No real provider calls are made in v0.1.
QuotaLane models per-lane request and token windows. A lane can accept a batch only when that lane has enough request and token capacity in the current virtual minute. Lanes transition through explicit states:
ready -> processing -> cooldown -> ready
ready -> processing -> failed/quota_exhausted/disabled
A failure on one lane does not block healthy lanes unless a future fail-fast mode is enabled.
Provider responses may fail or return incomplete item-level outputs. QuotaLane records per-item results and can requeue missing outputs into retry batches while preserving completed outputs.
The simulator supports:
simulation:
fail_batch_ids: [batch_006]
missing_output_ratio: 0.05
retry:
max_attempts: 3
backoff_seconds: 60
requeue_missing_outputs: trueSQLite persists jobs, work items, lanes, batches, attempts, events, and checkpoints. This is enough for simulator resume without duplicating completed batches.
QuotaLane intentionally does not persist raw paragraph text, prompts, API keys, or credentials. It persists stable IDs, hashes, estimated token counts, statuses, and safe metadata.
QuotaLane treats work-item metadata and scheduler event details as untrusted. Before persistence, it recursively drops keys commonly used for raw text, prompts, API keys, secrets, credentials, passwords, and bearer/access tokens.
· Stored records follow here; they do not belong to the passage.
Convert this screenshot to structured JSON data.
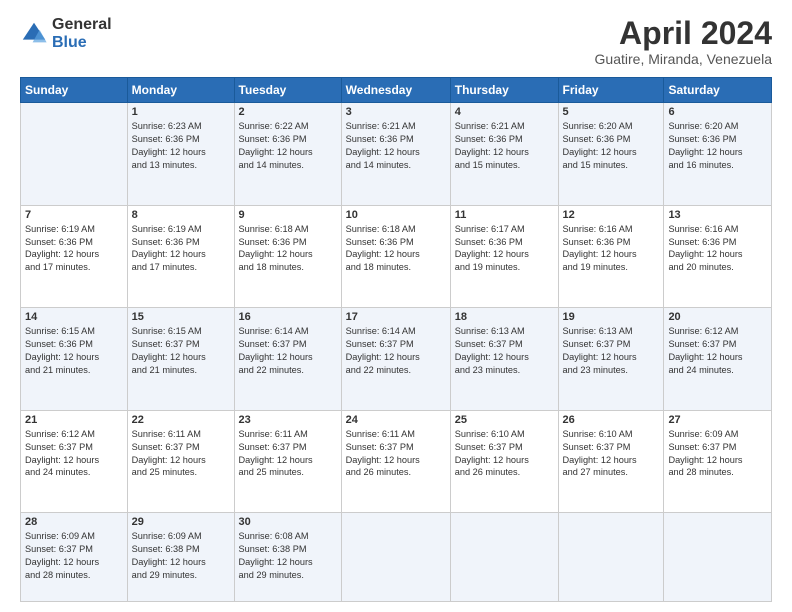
{
  "header": {
    "logo_general": "General",
    "logo_blue": "Blue",
    "month_title": "April 2024",
    "location": "Guatire, Miranda, Venezuela"
  },
  "calendar": {
    "days_of_week": [
      "Sunday",
      "Monday",
      "Tuesday",
      "Wednesday",
      "Thursday",
      "Friday",
      "Saturday"
    ],
    "weeks": [
      [
        {
          "day": "",
          "info": ""
        },
        {
          "day": "1",
          "info": "Sunrise: 6:23 AM\nSunset: 6:36 PM\nDaylight: 12 hours\nand 13 minutes."
        },
        {
          "day": "2",
          "info": "Sunrise: 6:22 AM\nSunset: 6:36 PM\nDaylight: 12 hours\nand 14 minutes."
        },
        {
          "day": "3",
          "info": "Sunrise: 6:21 AM\nSunset: 6:36 PM\nDaylight: 12 hours\nand 14 minutes."
        },
        {
          "day": "4",
          "info": "Sunrise: 6:21 AM\nSunset: 6:36 PM\nDaylight: 12 hours\nand 15 minutes."
        },
        {
          "day": "5",
          "info": "Sunrise: 6:20 AM\nSunset: 6:36 PM\nDaylight: 12 hours\nand 15 minutes."
        },
        {
          "day": "6",
          "info": "Sunrise: 6:20 AM\nSunset: 6:36 PM\nDaylight: 12 hours\nand 16 minutes."
        }
      ],
      [
        {
          "day": "7",
          "info": "Sunrise: 6:19 AM\nSunset: 6:36 PM\nDaylight: 12 hours\nand 17 minutes."
        },
        {
          "day": "8",
          "info": "Sunrise: 6:19 AM\nSunset: 6:36 PM\nDaylight: 12 hours\nand 17 minutes."
        },
        {
          "day": "9",
          "info": "Sunrise: 6:18 AM\nSunset: 6:36 PM\nDaylight: 12 hours\nand 18 minutes."
        },
        {
          "day": "10",
          "info": "Sunrise: 6:18 AM\nSunset: 6:36 PM\nDaylight: 12 hours\nand 18 minutes."
        },
        {
          "day": "11",
          "info": "Sunrise: 6:17 AM\nSunset: 6:36 PM\nDaylight: 12 hours\nand 19 minutes."
        },
        {
          "day": "12",
          "info": "Sunrise: 6:16 AM\nSunset: 6:36 PM\nDaylight: 12 hours\nand 19 minutes."
        },
        {
          "day": "13",
          "info": "Sunrise: 6:16 AM\nSunset: 6:36 PM\nDaylight: 12 hours\nand 20 minutes."
        }
      ],
      [
        {
          "day": "14",
          "info": "Sunrise: 6:15 AM\nSunset: 6:36 PM\nDaylight: 12 hours\nand 21 minutes."
        },
        {
          "day": "15",
          "info": "Sunrise: 6:15 AM\nSunset: 6:37 PM\nDaylight: 12 hours\nand 21 minutes."
        },
        {
          "day": "16",
          "info": "Sunrise: 6:14 AM\nSunset: 6:37 PM\nDaylight: 12 hours\nand 22 minutes."
        },
        {
          "day": "17",
          "info": "Sunrise: 6:14 AM\nSunset: 6:37 PM\nDaylight: 12 hours\nand 22 minutes."
        },
        {
          "day": "18",
          "info": "Sunrise: 6:13 AM\nSunset: 6:37 PM\nDaylight: 12 hours\nand 23 minutes."
        },
        {
          "day": "19",
          "info": "Sunrise: 6:13 AM\nSunset: 6:37 PM\nDaylight: 12 hours\nand 23 minutes."
        },
        {
          "day": "20",
          "info": "Sunrise: 6:12 AM\nSunset: 6:37 PM\nDaylight: 12 hours\nand 24 minutes."
        }
      ],
      [
        {
          "day": "21",
          "info": "Sunrise: 6:12 AM\nSunset: 6:37 PM\nDaylight: 12 hours\nand 24 minutes."
        },
        {
          "day": "22",
          "info": "Sunrise: 6:11 AM\nSunset: 6:37 PM\nDaylight: 12 hours\nand 25 minutes."
        },
        {
          "day": "23",
          "info": "Sunrise: 6:11 AM\nSunset: 6:37 PM\nDaylight: 12 hours\nand 25 minutes."
        },
        {
          "day": "24",
          "info": "Sunrise: 6:11 AM\nSunset: 6:37 PM\nDaylight: 12 hours\nand 26 minutes."
        },
        {
          "day": "25",
          "info": "Sunrise: 6:10 AM\nSunset: 6:37 PM\nDaylight: 12 hours\nand 26 minutes."
        },
        {
          "day": "26",
          "info": "Sunrise: 6:10 AM\nSunset: 6:37 PM\nDaylight: 12 hours\nand 27 minutes."
        },
        {
          "day": "27",
          "info": "Sunrise: 6:09 AM\nSunset: 6:37 PM\nDaylight: 12 hours\nand 28 minutes."
        }
      ],
      [
        {
          "day": "28",
          "info": "Sunrise: 6:09 AM\nSunset: 6:37 PM\nDaylight: 12 hours\nand 28 minutes."
        },
        {
          "day": "29",
          "info": "Sunrise: 6:09 AM\nSunset: 6:38 PM\nDaylight: 12 hours\nand 29 minutes."
        },
        {
          "day": "30",
          "info": "Sunrise: 6:08 AM\nSunset: 6:38 PM\nDaylight: 12 hours\nand 29 minutes."
        },
        {
          "day": "",
          "info": ""
        },
        {
          "day": "",
          "info": ""
        },
        {
          "day": "",
          "info": ""
        },
        {
          "day": "",
          "info": ""
        }
      ]
    ]
  }
}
The scheduler stores API-key environment variable names for lane configuration, but never reads, logs, or stores the key values. Future provider-backed executors should resolve raw text and credentials outside QuotaLane, then return only item IDs, statuses, safe error codes, and token usage.
quotalane simulate examples/paragraph_summary_large_job.yaml --reset
quotalane status
quotalane inspect paragraph_summary_large_demo
quotalane resume paragraph_summary_large_demoresume reopens the saved checkpoint database and continues incomplete simulator work from persisted state.
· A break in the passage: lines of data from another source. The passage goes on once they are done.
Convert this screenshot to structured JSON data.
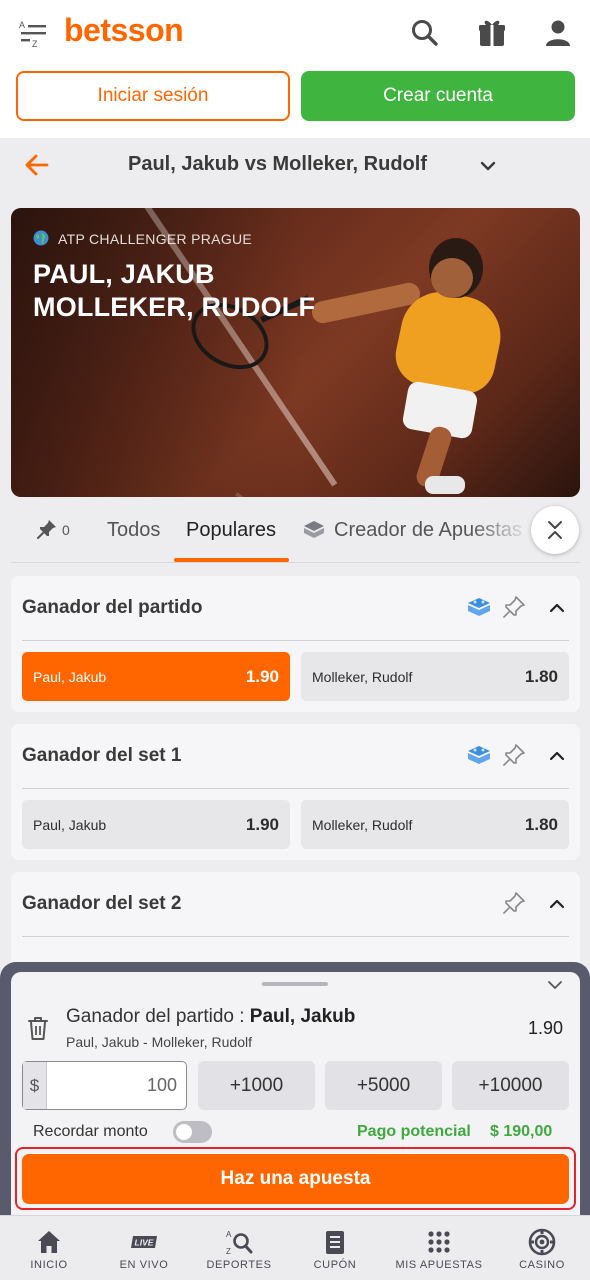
{
  "header": {
    "logo": "betsson",
    "login_label": "Iniciar sesión",
    "register_label": "Crear cuenta"
  },
  "match": {
    "title": "Paul, Jakub vs Molleker, Rudolf"
  },
  "hero": {
    "tournament": "ATP CHALLENGER PRAGUE",
    "player1": "PAUL, JAKUB",
    "player2": "MOLLEKER, RUDOLF"
  },
  "tabs": {
    "pinned_count": "0",
    "items": [
      "Todos",
      "Populares",
      "Creador de Apuestas"
    ],
    "active": "Populares"
  },
  "markets": [
    {
      "title": "Ganador del partido",
      "outcomes": [
        {
          "name": "Paul, Jakub",
          "odd": "1.90",
          "selected": true
        },
        {
          "name": "Molleker, Rudolf",
          "odd": "1.80",
          "selected": false
        }
      ]
    },
    {
      "title": "Ganador del set 1",
      "outcomes": [
        {
          "name": "Paul, Jakub",
          "odd": "1.90",
          "selected": false
        },
        {
          "name": "Molleker, Rudolf",
          "odd": "1.80",
          "selected": false
        }
      ]
    },
    {
      "title": "Ganador del set 2",
      "outcomes": []
    }
  ],
  "betslip": {
    "market_label": "Ganador del partido : ",
    "selection": "Paul, Jakub",
    "match": "Paul, Jakub - Molleker, Rudolf",
    "odd": "1.90",
    "currency": "$",
    "stake": "100",
    "quick_stakes": [
      "+1000",
      "+5000",
      "+10000"
    ],
    "remember_label": "Recordar monto",
    "remember_enabled": false,
    "payout_label": "Pago potencial",
    "payout_value": "$ 190,00",
    "place_label": "Haz una apuesta"
  },
  "bottom_nav": [
    {
      "label": "INICIO",
      "icon": "home-icon"
    },
    {
      "label": "EN VIVO",
      "icon": "live-icon"
    },
    {
      "label": "DEPORTES",
      "icon": "sports-search-icon"
    },
    {
      "label": "CUPÓN",
      "icon": "coupon-icon"
    },
    {
      "label": "MIS APUESTAS",
      "icon": "grid-icon"
    },
    {
      "label": "CASINO",
      "icon": "casino-chip-icon"
    }
  ],
  "live_badge": "LIVE",
  "colors": {
    "brand": "#ff6600",
    "register": "#3fb540",
    "payout": "#3fa93f",
    "highlight": "#e3242b"
  }
}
pytestThe test suite covers packing, dispatch windows, per-lane limits, lane state transitions, cooldowns, retry and missing-output requeue, checkpoint load/save, CLI behavior, SQLite repositories, and no-raw-text persistence.
Recent hardening also covers recursive redaction, event-detail redaction, resume without duplicate attempts, and config validation that prevents batches no lane can accept.
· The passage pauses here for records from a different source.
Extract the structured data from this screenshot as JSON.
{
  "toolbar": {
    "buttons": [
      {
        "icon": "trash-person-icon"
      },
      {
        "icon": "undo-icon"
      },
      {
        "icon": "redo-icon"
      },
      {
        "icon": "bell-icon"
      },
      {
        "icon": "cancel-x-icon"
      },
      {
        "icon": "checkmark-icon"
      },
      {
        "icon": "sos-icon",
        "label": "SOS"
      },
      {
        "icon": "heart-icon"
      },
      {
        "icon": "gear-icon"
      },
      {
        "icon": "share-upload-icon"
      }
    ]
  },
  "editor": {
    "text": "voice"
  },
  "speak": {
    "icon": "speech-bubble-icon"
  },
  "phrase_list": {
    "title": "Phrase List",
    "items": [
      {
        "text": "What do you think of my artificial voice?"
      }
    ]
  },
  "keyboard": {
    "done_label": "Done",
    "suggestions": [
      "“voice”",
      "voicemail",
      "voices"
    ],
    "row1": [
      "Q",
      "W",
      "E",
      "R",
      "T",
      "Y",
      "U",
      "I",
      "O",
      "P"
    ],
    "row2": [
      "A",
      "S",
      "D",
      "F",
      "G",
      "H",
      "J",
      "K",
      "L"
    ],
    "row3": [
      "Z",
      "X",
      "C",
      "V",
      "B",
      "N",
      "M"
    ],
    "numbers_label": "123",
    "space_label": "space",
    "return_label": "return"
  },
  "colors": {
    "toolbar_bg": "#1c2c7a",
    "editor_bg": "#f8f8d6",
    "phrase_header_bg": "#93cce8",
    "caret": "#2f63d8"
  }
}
v0.1 is a simulator-first vertical slice. It does not make real provider calls, does not yet enforce daily quota limits, and does not include a FastAPI service. These are intentionally deferred to keep QuotaLane independent and integration-ready.
See docs/v0.1_tasks.md and docs/architecture.md.
QuotaLane demonstrates infrastructure for reliable AI workloads under real API constraints: multi-key parallelism, token-aware batching, rate-limit handling, retry/recovery, checkpointing, and clean service boundaries.
This project is licensed under the MIT License. See LICENSE.